Eu sou Jerusalém.
Sou os olhos secos do cadáver que, enquanto apodrece, observa. Estou balançando nas muralhas, enquanto os Cruzados atravessam os portões construídos com pedra e sangue.
Sou o corvo. Sou o latejar dos dentes. O grito de ódio preso na garganta dos injustiçados.
Sou o último.
Eu sou Londres.
Sou os olhos fechados, e as palavras de sabedoria de um mestre hindu. O vento que rasga o silêncio do Himalaia. O leve balançar dos sinos, mudos, que se erguem acima da cidade bombardeada, infestada pelo cheiro de carniça queimada.
Eu sou Los Angeles
Sou o desejo, o sexo, a cobiça. Sou o prazer disfarçado pela dor. O sorriso amarelo. O jogar de dados. As rodas do moinho. Sou as lágrimas que acompanham o orgasmo. Sou o tempo que não veio. O sonho não realizado.
Sou de Eléia e de Éfeso.
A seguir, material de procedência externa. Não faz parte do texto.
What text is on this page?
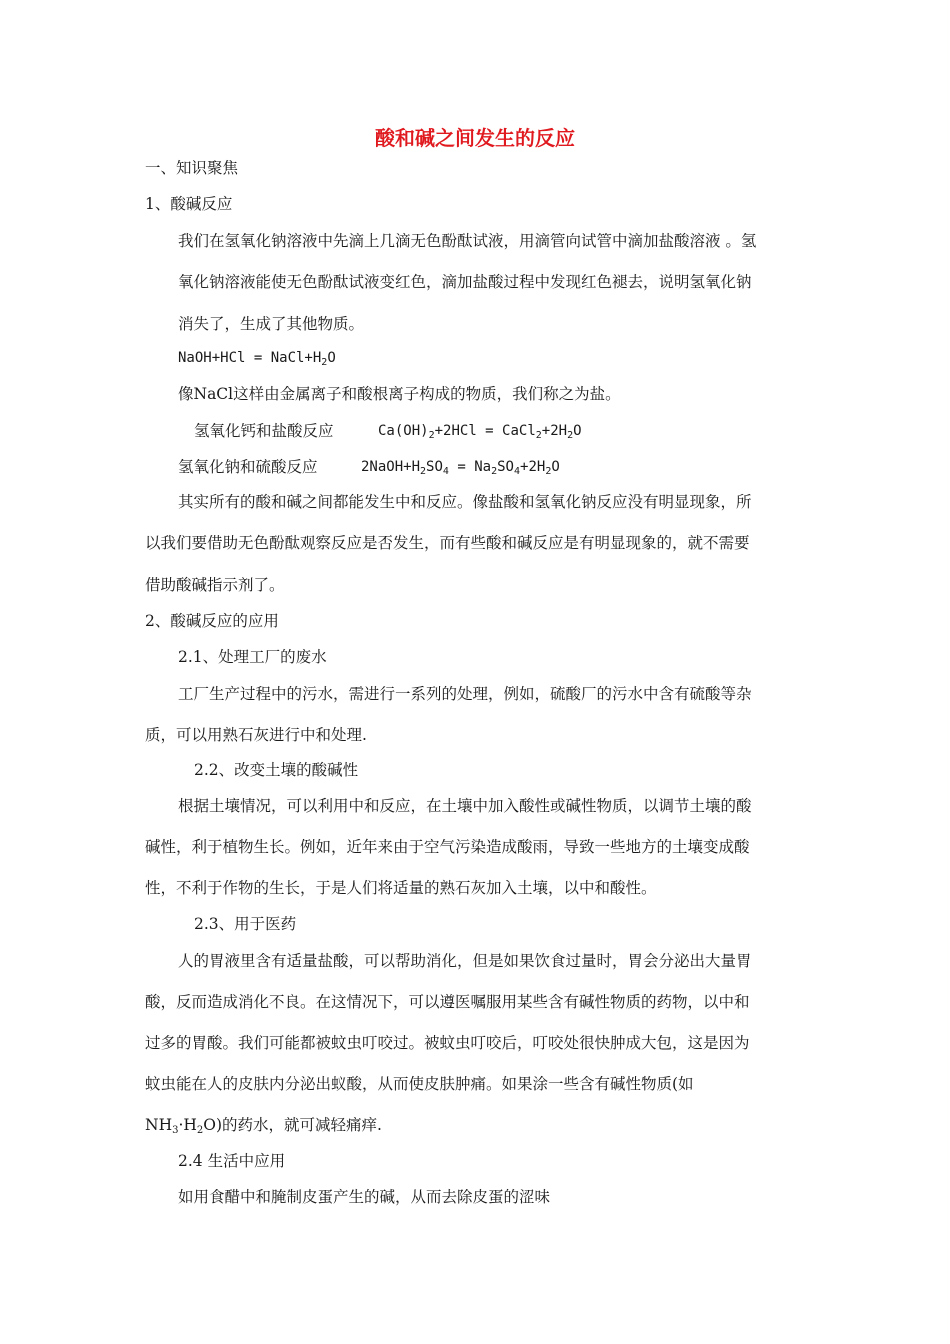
酸和碱之间发生的反应
一、知识聚焦
1、酸碱反应
我们在氢氧化钠溶液中先滴上几滴无色酚酞试液，用滴管向试管中滴加盐酸溶液 。氢
氧化钠溶液能使无色酚酞试液变红色，滴加盐酸过程中发现红色褪去，说明氢氧化钠
消失了，生成了其他物质。
NaOH+HCl = $NaCl+H_2O$
像NaCl这样由金属离子和酸根离子构成的物质，我们称之为盐。
氢氧化钙和盐酸反应	$Ca(OH)_2+2HCl$ = $CaCl_2+2H_2O$
氢氧化钠和硫酸反应	$2NaOH+H_2SO_4 = Na_2SO_4+2H_2O$
其实所有的酸和碱之间都能发生中和反应。像盐酸和氢氧化钠反应没有明显现象，所
以我们要借助无色酚酞观察反应是否发生，而有些酸和碱反应是有明显现象的，就不需要
借助酸碱指示剂了。
2、酸碱反应的应用
2.1、处理工厂的废水
工厂生产过程中的污水，需进行一系列的处理，例如，硫酸厂的污水中含有硫酸等杂
质，可以用熟石灰进行中和处理.
2.2、改变土壤的酸碱性
根据土壤情况，可以利用中和反应，在土壤中加入酸性或碱性物质，以调节土壤的酸
碱性，利于植物生长。例如，近年来由于空气污染造成酸雨，导致一些地方的土壤变成酸
性，不利于作物的生长，于是人们将适量的熟石灰加入土壤，以中和酸性。
2.3、用于医药
人的胃液里含有适量盐酸，可以帮助消化，但是如果饮食过量时，胃会分泌出大量胃
酸，反而造成消化不良。在这情况下，可以遵医嘱服用某些含有碱性物质的药物，以中和
过多的胃酸。我们可能都被蚊虫叮咬过。被蚊虫叮咬后，叮咬处很快肿成大包，这是因为
蚊虫能在人的皮肤内分泌出蚁酸，从而使皮肤肿痛。如果涂一些含有碱性物质(如
$NH_3\cdot H_2O$)的药水，就可减轻痛痒.
2.4 生活中应用
如用食醋中和腌制皮蛋产生的碱，从而去除皮蛋的涩味
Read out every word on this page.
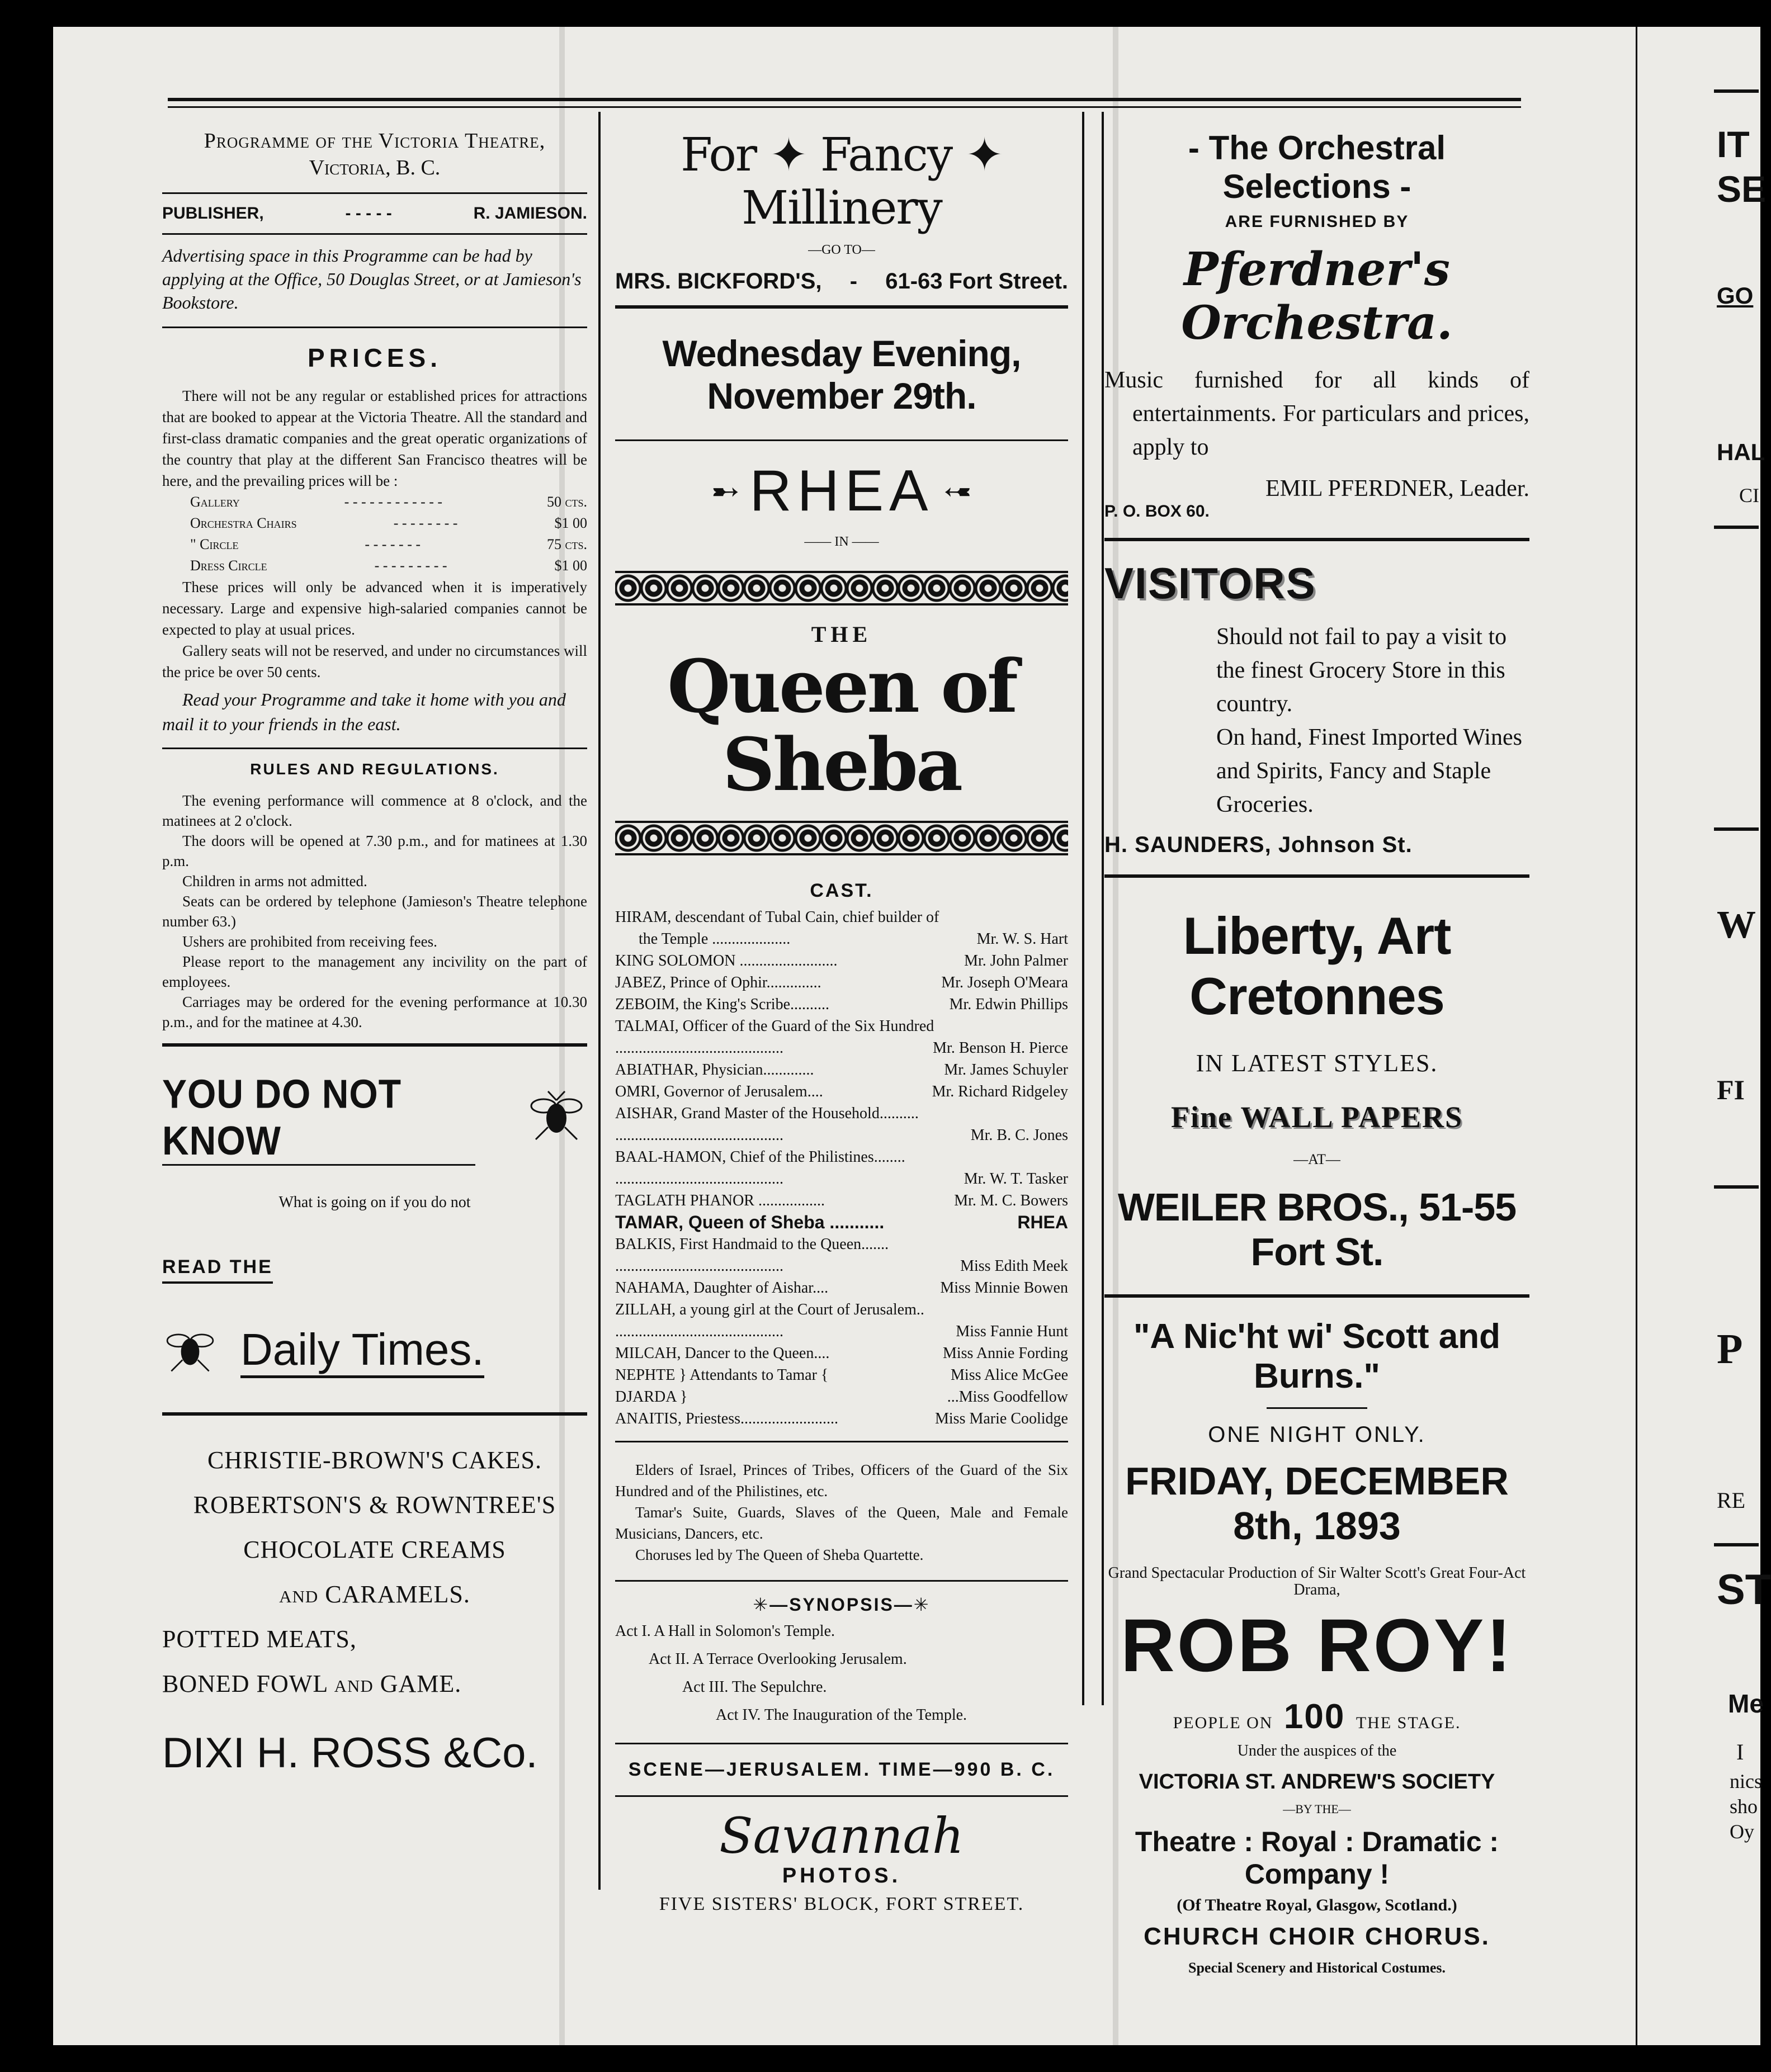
Programme of the Victoria Theatre,
Victoria, B. C.
PUBLISHER,	- - - - -	R. JAMIESON.
Advertising space in this Programme can be had by applying at the Office, 50 Douglas Street, or at Jamieson's Bookstore.
PRICES.
There will not be any regular or established prices for attractions that are booked to appear at the Victoria Theatre. All the standard and first-class dramatic companies and the great operatic organizations of the country that play at the different San Francisco theatres will be here, and the prevailing prices will be :
Gallery	- - - - - - - - - - - -	50 cts.
Orchestra Chairs	- - - - - - - -	$1 00
" Circle	- - - - - - -	75 cts.
Dress Circle	- - - - - - - - -	$1 00
These prices will only be advanced when it is imperatively necessary. Large and expensive high-salaried companies cannot be expected to play at usual prices.
Gallery seats will not be reserved, and under no circumstances will the price be over 50 cents.
Read your Programme and take it home with you and mail it to your friends in the east.
RULES AND REGULATIONS.
The evening performance will commence at 8 o'clock, and the matinees at 2 o'clock.
The doors will be opened at 7.30 p.m., and for matinees at 1.30 p.m.
Children in arms not admitted.
Seats can be ordered by telephone (Jamieson's Theatre telephone number 63.)
Ushers are prohibited from receiving fees.
Please report to the management any incivility on the part of employees.
Carriages may be ordered for the evening performance at 10.30 p.m., and for the matinee at 4.30.
YOU DO NOT KNOW
What is going on if you do not
READ THE
Daily Times.
CHRISTIE-BROWN'S CAKES.
ROBERTSON'S & ROWNTREE'S
CHOCOLATE CREAMS
and CARAMELS.
POTTED MEATS,
BONED FOWL and GAME.
DIXI H. ROSS &Co.
For ✦ Fancy ✦ Millinery
—GO TO—
MRS. BICKFORD'S, - 61-63 Fort Street.
Wednesday Evening, November 29th.
➸ RHEA ➸
—— IN ——
THE
Queen of Sheba
CAST.
HIRAM, descendant of Tubal Cain, chief builder of
the Temple ....................	Mr. W. S. Hart
KING SOLOMON .........................	Mr. John Palmer
JABEZ, Prince of Ophir..............	Mr. Joseph O'Meara
ZEBOIM, the King's Scribe..........	Mr. Edwin Phillips
TALMAI, Officer of the Guard of the Six Hundred
...........................................	Mr. Benson H. Pierce
ABIATHAR, Physician.............	Mr. James Schuyler
OMRI, Governor of Jerusalem....	Mr. Richard Ridgeley
AISHAR, Grand Master of the Household..........
...........................................	Mr. B. C. Jones
BAAL-HAMON, Chief of the Philistines........
...........................................	Mr. W. T. Tasker
TAGLATH PHANOR .................	Mr. M. C. Bowers
TAMAR, Queen of Sheba ...........	RHEA
BALKIS, First Handmaid to the Queen.......
...........................................	Miss Edith Meek
NAHAMA, Daughter of Aishar....	Miss Minnie Bowen
ZILLAH, a young girl at the Court of Jerusalem..
...........................................	Miss Fannie Hunt
MILCAH, Dancer to the Queen....	Miss Annie Fording
NEPHTE } Attendants to Tamar {	Miss Alice McGee
DJARDA }	...Miss Goodfellow
ANAITIS, Priestess.........................	Miss Marie Coolidge
Elders of Israel, Princes of Tribes, Officers of the Guard of the Six Hundred and of the Philistines, etc.
Tamar's Suite, Guards, Slaves of the Queen, Male and Female Musicians, Dancers, etc.
Choruses led by The Queen of Sheba Quartette.
✳—SYNOPSIS—✳
Act I. A Hall in Solomon's Temple.
Act II. A Terrace Overlooking Jerusalem.
Act III. The Sepulchre.
Act IV. The Inauguration of the Temple.
SCENE—JERUSALEM. TIME—990 B. C.
Savannah
PHOTOS.
FIVE SISTERS' BLOCK, FORT STREET.
- The Orchestral Selections -
ARE FURNISHED BY
Pferdner's Orchestra.
Music furnished for all kinds of entertainments. For particulars and prices, apply to
EMIL PFERDNER, Leader.
P. O. BOX 60.
VISITORS
Should not fail to pay a visit to the finest Grocery Store in this country.
On hand, Finest Imported Wines and Spirits, Fancy and Staple Groceries.
H. SAUNDERS, Johnson St.
Liberty, Art Cretonnes
IN LATEST STYLES.
Fine WALL PAPERS
—AT—
WEILER BROS., 51-55 Fort St.
"A Nic'ht wi' Scott and Burns."
ONE NIGHT ONLY.
FRIDAY, DECEMBER 8th, 1893
Grand Spectacular Production of Sir Walter Scott's Great Four-Act Drama,
ROB ROY!
PEOPLE ON 100 THE STAGE.
Under the auspices of the
VICTORIA ST. ANDREW'S SOCIETY
—BY THE—
Theatre : Royal : Dramatic : Company !
(Of Theatre Royal, Glasgow, Scotland.)
CHURCH CHOIR CHORUS.
Special Scenery and Historical Costumes.
IT
SE
GO
HAL
CI
W
FI
P
RE
ST
Me
I
nics
sho
Oy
Sou a flecha, tensionada, pronta para ser disparada no peito do inimigo. Sou a alucinação desesperada. O pesadelo que nunca acaba. Sou o pressentimento que te persegue nas vielas sujas, em uma madrugada sem estrelas.
O torpor alcóolico. A dança. O sangue. O sacrifício. A fobia irracional. A paixão desvairada. O beijo molhado. O frenesi psicótico. A garganta degolada.
Eu sou o que não é.
Sou a areia que cai na ampulheta. O ruído uníssono. O despertar das multidões. A guilhotina rasgando a carne. A mão esmagando o crânio.
O fogo que consome. O coração que falha. A verdade esquecida.
Tremam, vermes.
A minha hora chegou.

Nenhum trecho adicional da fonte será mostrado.